Alemante, Yom 22 January 2016 (has links)
Calorie restriction (CR) is one of the few treatments that has been observed to significantly extend life in a wide variety of species. While its life-extending properties are still being investigated in primates, there is general agreement that it reduces oxidative stress and inflammation. Interestingly, there is some evidence that it may ameliorate or delay the onset of a number of neurodegenerative diseases, including age-related white matter degeneration. The processes underlying its neuroprotective effects in non-human primates are unknown, but oxidative stress and inflammation are potential contributors to age-related white matter pathologies that characterize aging in the monkey brain and correlate with cognitive decline.
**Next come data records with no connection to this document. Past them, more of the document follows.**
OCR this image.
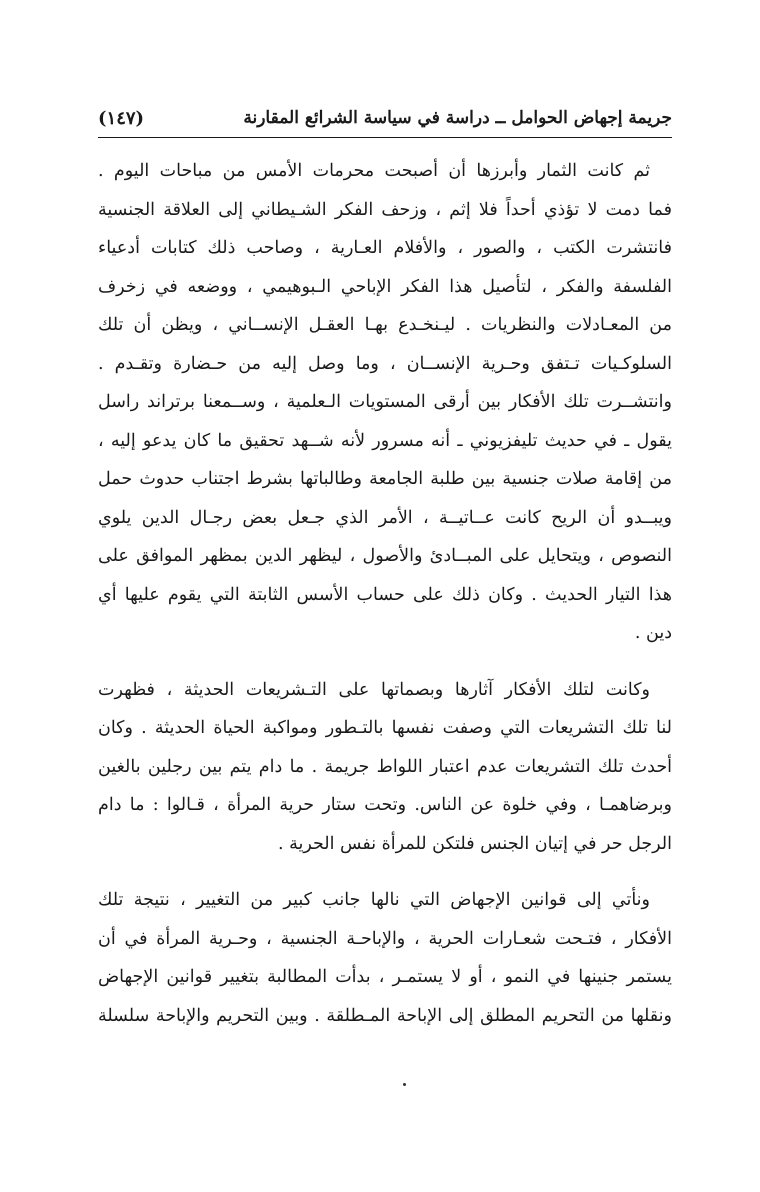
جريمة إجهاض الحوامل ــ دراسة في سياسة الشرائع المقارنة
(١٤٧)
ثم كانت الثمار وأبرزها أن أصبحت محرمات الأمس من مباحات اليوم .
فما دمت لا تؤذي أحداً فلا إثم ، وزحف الفكر الشـيطاني إلى العلاقة الجنسية
فانتشرت الكتب ، والصور ، والأفلام العـارية ، وصاحب ذلك كتابات أدعياء
الفلسفة والفكر ، لتأصيل هذا الفكر الإباحي الـبوهيمي ، ووضعه في زخرف
من المعـادلات والنظريات . ليـنخـدع بهـا العقـل الإنســاني ، ويظن أن تلك
السلوكـيات تـتفق وحـرية الإنســان ، وما وصل إليه من حـضارة وتقـدم .
وانتشــرت تلك الأفكار بين أرقى المستويات الـعلمية ، وســمعنا برتراند راسل
يقول ـ في حديث تليفزيوني ـ أنه مسرور لأنه شــهد تحقيق ما كان يدعو إليه ،
من إقامة صلات جنسية بين طلبة الجامعة وطالباتها بشرط اجتناب حدوث حمل
ويبــدو أن الريح كانت عــاتيــة ، الأمر الذي جـعل بعض رجـال الدين يلوي
النصوص ، ويتحايل على المبــادئ والأصول ، ليظهر الدين بمظهر الموافق على
هذا التيار الحديث . وكان ذلك على حساب الأسس الثابتة التي يقوم عليها أي
دين .
وكانت لتلك الأفكار آثارها وبصماتها على التـشريعات الحديثة ، فظهرت
لنا تلك التشريعات التي وصفت نفسها بالتـطور ومواكبة الحياة الحديثة . وكان
أحدث تلك التشريعات عدم اعتبار اللواط جريمة . ما دام يتم بين رجلين بالغين
وبرضاهمـا ، وفي خلوة عن الناس. وتحت ستار حرية المرأة ، قـالوا : ما دام
الرجل حر في إتيان الجنس فلتكن للمرأة نفس الحرية .
ونأتي إلى قوانين الإجهاض التي نالها جانب كبير من التغيير ، نتيجة تلك
الأفكار ، فتـحت شعـارات الحرية ، والإباحـة الجنسية ، وحـرية المرأة في أن
يستمر جنينها في النمو ، أو لا يستمـر ، بدأت المطالبة بتغيير قوانين الإجهاض
ونقلها من التحريم المطلق إلى الإباحة المـطلقة . وبين التحريم والإباحة سلسلة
To determine if CR reduces damage due to oxidative stress and inflammation in the monkey brain, brains from four calorie restricted monkeys and four matched controls brains were processed for immunohistochemical analysis using an antibody against the pro-inflammatory protein S100b. S100b is a widely expressed calcium-binding cytoplasmic protein associated with neurological insults like ischemia, atrophy, and neurofibrillary tangles and plaques in Alzheimer's disease. It is primarily expressed in astrocytes, but is also expressed to a lesser extent in microglia, oligodendrocytes, and some neuronal populations. Stereology was used to estimate density of S100b labeling in the cingulum, corpus callosum and visual cortex. No significant difference between calorie restricted animals and controls was found. More specific markers of oxidative stress and inflammation may be more effective in revealing any significant differences between CR and control brains. Potential alternatives include antibodies against 4-hydroxynonenal, a lipid peroxidation product, and encephalitogenic peptides of myelin basic protein, which are only exposed to the extracellular environment when myelin is damaged.